7 Steps to Go From Data Science to Data Ops
Business + ManagementDataOpsFeatured PostTools & LanguagesConferencesDataOpsposted by Elizabeth Wallace, ODSC March 19, 2019 Elizabeth Wallace, ODSC
Not too long ago, data operation wasn’t on the radar, but now that it’s all people talk about, how can you move efficiently from data science to data ops? Gil Benghiat, co-founder of Data Kitchen, shares seven steps to do just that.
[Related Article: The Difference Between Data Scientists and Data Engineers]
Challenges of Data Science
Only a small fraction of your coding is specific to machine learning. The challenge of moving from data science to full-scale operations is all the other things around machine learning. You consider the business needs first and foremost before building any kind of pipeline. You spend a ton of time in data prep. Feature extraction requires another pipeline.
You get your model built, but now you have to test it for quality before deployment. Deployment itself is a critical challenge as well. The entire process is iterative, requiring feedback loops that continually look back to the original business need.
What is Data Ops?
Data ops involve two pieces, people/process/organization, and the technical aspects. Data ops actually begin within the Agile environment, which is primarily that first piece. You’re focusing on value here, providing data for your audience and providing context for the business.
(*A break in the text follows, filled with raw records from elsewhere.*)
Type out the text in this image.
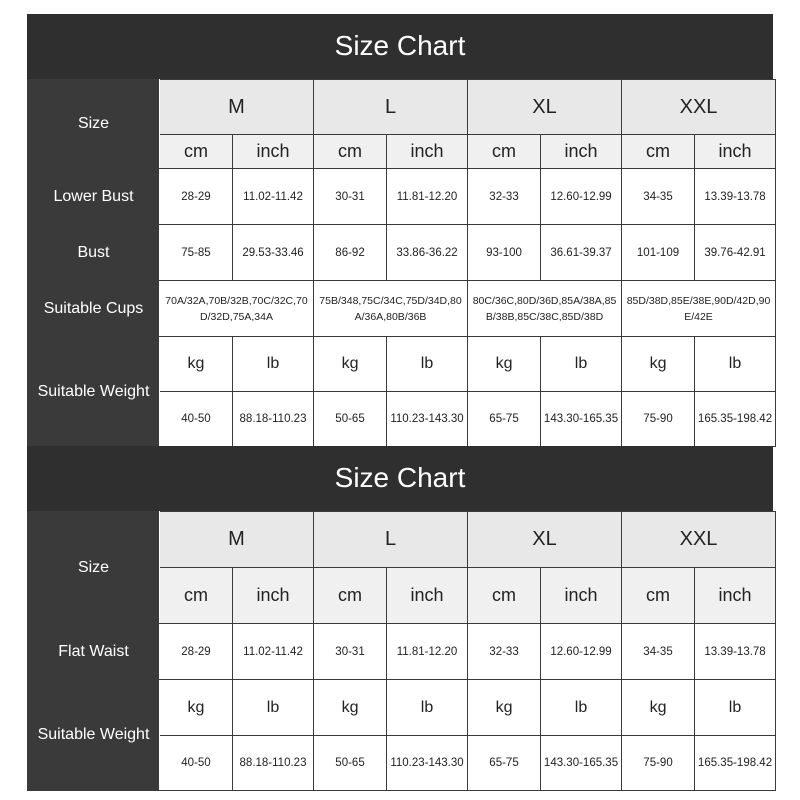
Size Chart
Size	M		L		XL		XXL	
	cm	inch	cm	inch	cm	inch	cm	inch
Lower Bust	28-29	11.02-11.42	30-31	11.81-12.20	32-33	12.60-12.99	34-35	13.39-13.78
Bust	75-85	29.53-33.46	86-92	33.86-36.22	93-100	36.61-39.37	101-109	39.76-42.91
Suitable Cups	70A/32A,70B/32B,70C/32C,70D/32D,75A,34A		75B/348,75C/34C,75D/34D,80A/36A,80B/36B		80C/36C,80D/36D,85A/38A,85B/38B,85C/38C,85D/38D		85D/38D,85E/38E,90D/42D,90E/42E	
Suitable Weight	kg	lb	kg	lb	kg	lb	kg	lb
	40-50	88.18-110.23	50-65	110.23-143.30	65-75	143.30-165.35	75-90	165.35-198.42
Size Chart
Size	M		L		XL		XXL	
	cm	inch	cm	inch	cm	inch	cm	inch
Flat Waist	28-29	11.02-11.42	30-31	11.81-12.20	32-33	12.60-12.99	34-35	13.39-13.78
Suitable Weight	kg	lb	kg	lb	kg	lb	kg	lb
	40-50	88.18-110.23	50-65	110.23-143.30	65-75	143.30-165.35	75-90	165.35-198.42
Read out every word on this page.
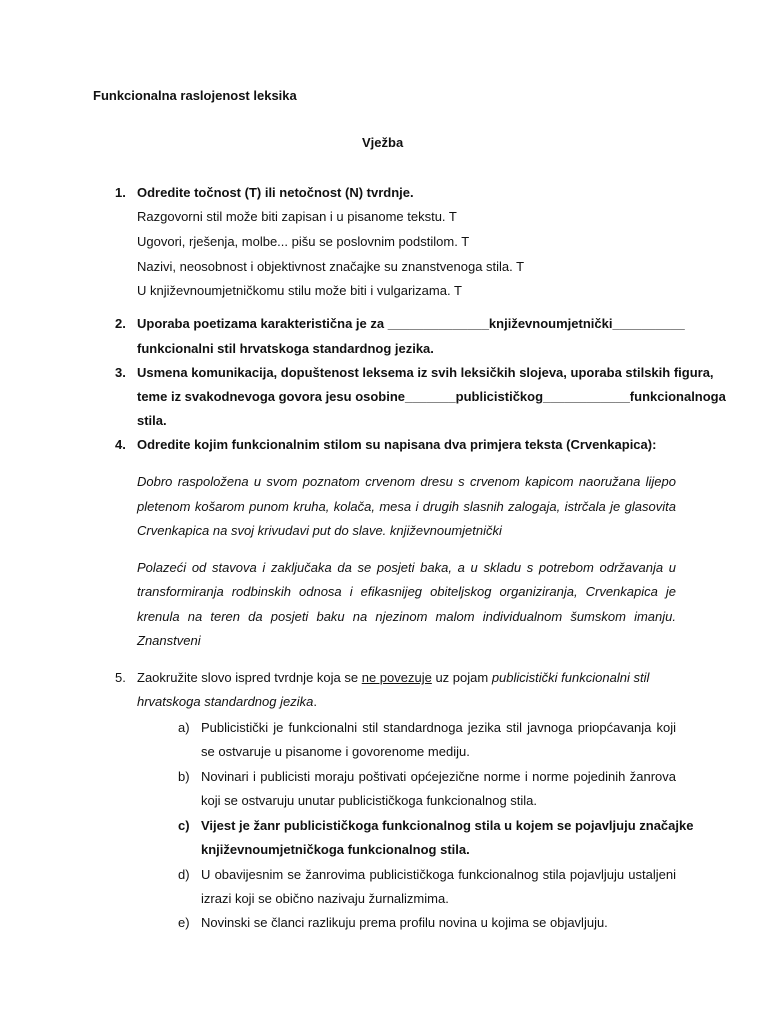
Funkcionalna raslojenost leksika
Vježba
1. Odredite točnost (T) ili netočnost (N) tvrdnje.
Razgovorni stil može biti zapisan i u pisanome tekstu. T
Ugovori, rješenja, molbe... pišu se poslovnim podstilom. T
Nazivi, neosobnost i objektivnost značajke su znanstvenoga stila. T
U književnoumjetničkomu stilu može biti i vulgarizama. T
2. Uporaba poetizama karakteristična je za ______________književnoumjetnički__________
funkcionalni stil hrvatskoga standardnog jezika.
3. Usmena komunikacija, dopuštenost leksema iz svih leksičkih slojeva, uporaba stilskih figura,
teme iz svakodnevoga govora jesu osobine_______publicističkog____________funkcionalnoga
stila.
4. Odredite kojim funkcionalnim stilom su napisana dva primjera teksta (Crvenkapica):
Dobro raspoložena u svom poznatom crvenom dresu s crvenom kapicom naoružana lijepo
pletenom košarom punom kruha, kolača, mesa i drugih slasnih zalogaja, istrčala je glasovita
Crvenkapica na svoj krivudavi put do slave. književnoumjetnički
Polazeći od stavova i zaključaka da se posjeti baka, a u skladu s potrebom održavanja u
transformiranja rodbinskih odnosa i efikasnijeg obiteljskog organiziranja, Crvenkapica je
krenula na teren da posjeti baku na njezinom malom individualnom šumskom imanju.
Znanstveni
5. Zaokružite slovo ispred tvrdnje koja se ne povezuje uz pojam publicistički funkcionalni stil
hrvatskoga standardnog jezika.
a) Publicistički je funkcionalni stil standardnoga jezika stil javnoga priopćavanja koji
se ostvaruje u pisanome i govorenome mediju.
b) Novinari i publicisti moraju poštivati općejezične norme i norme pojedinih žanrova
koji se ostvaruju unutar publicističkoga funkcionalnog stila.
c) Vijest je žanr publicističkoga funkcionalnog stila u kojem se pojavljuju značajke
književnoumjetničkoga funkcionalnog stila.
d) U obavijesnim se žanrovima publicističkoga funkcionalnog stila pojavljuju ustaljeni
izrazi koji se obično nazivaju žurnalizmima.
e) Novinski se članci razlikuju prema profilu novina u kojima se objavljuju.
Lean manufacturing and DevOps make up the technical environment. This is where the fundamentals of our seven steps lie. Going from data science to data operations requires a change in the way you think about your technical environment.
Seven Steps to Go From Data Science to Data Ops
So how do you logically go from simple data science to a full-scale data ops model that provides value for your business? Benghiat has a plan.
1. Orchestrate two journeys
Your data pipeline takes raw data and translates it into customer value. The steps move data and transform it into something that provides value. Otherwise, your unstructured data is useless, and you can’t be sure that your data is quality.
The second journey actually puts those ideas into production. Your raw data informs your creation and innovation, and the second journey takes the concept through the innovation pipeline into production.
2. Test Test Test
The software community automated production, going from periodic output to near constant production. You test both journeys in step one as data flows through the data pipeline and ideas flow into production.
As data comes in, it should be free from issues, and business logic based on that data should be sound as a result. Your outputs should be consistent, providing sanity tests to make sure that each action from idea to production is working.
Testing data isn’t just a pass/fail process. Testing needs to be capable of multiple types of indication, such as error (which brings the line to a halt), warning (which flags potential issues), and info (which gives you a list of proposed changes). These could be verifying inputs or testing business logic.
3. Use A Version Control System
You have a lot of tools, but at the end of the day, it’s all code. It needs a version control system to keep things together. Simple enough. Keeping a copy of each version maintains control as multiple members of the team are working and prevents accidental overwriting.
4. Branch And Merge
Once you’ve put your source control system in place, you can branch and merge. Each section branches off as you make changes and test. Once you know your section is good, you merge back into the whole system.
5. Use Multiple Environments
Analytic work requires coordination of all these separate tools. You must have an environment for each branch that’s separate from the production pipeline to keep your data clear. If you don’t hold your data constant, it changes through production, making data confusing and producing potential issues down the pipeline.
Some companies use dev areas separate from q/a, stage, and production. Each branch is static. Another could be spinning up an environment within the cloud.
6. Reuse And Containerize
Reusing code within data pipelines helps speed up production. The output of one pipeline could feed into the input of the next project. Developing the system requires knowing if the data is fresh, but reusing code and data keeps things humming along without having to extract data when it isn’t necessary.
7. Parameterize Your Processing
Your pipeline is one big function. You can vary inputs and outputs within the parameters or control the steps in the workflow. You increase efficiency and velocity, helping to move your data along into the production phase. You can reuse code but change parameters and run systems in parallel, for example, increasing the value your data brings into the production pipeline.
[Related Article: Data Ops: Running ML Models in Production the Right Way]
Deploying The Seven Steps
So how does this fit into the original pipeline? Except for the original business need, which is related to Agile instead of the technical aspects of your pipeline, these steps fall along the original steps of the workflow. Here’s how:
Benghiat has years of experience building Data Ops through Data Kitchen’s platform, and his seven steps grew from building the platform so that he could use the tools he wanted. Automating your own data is the way to finally move to Data Ops and begin providing the kind of value your business or organization needs.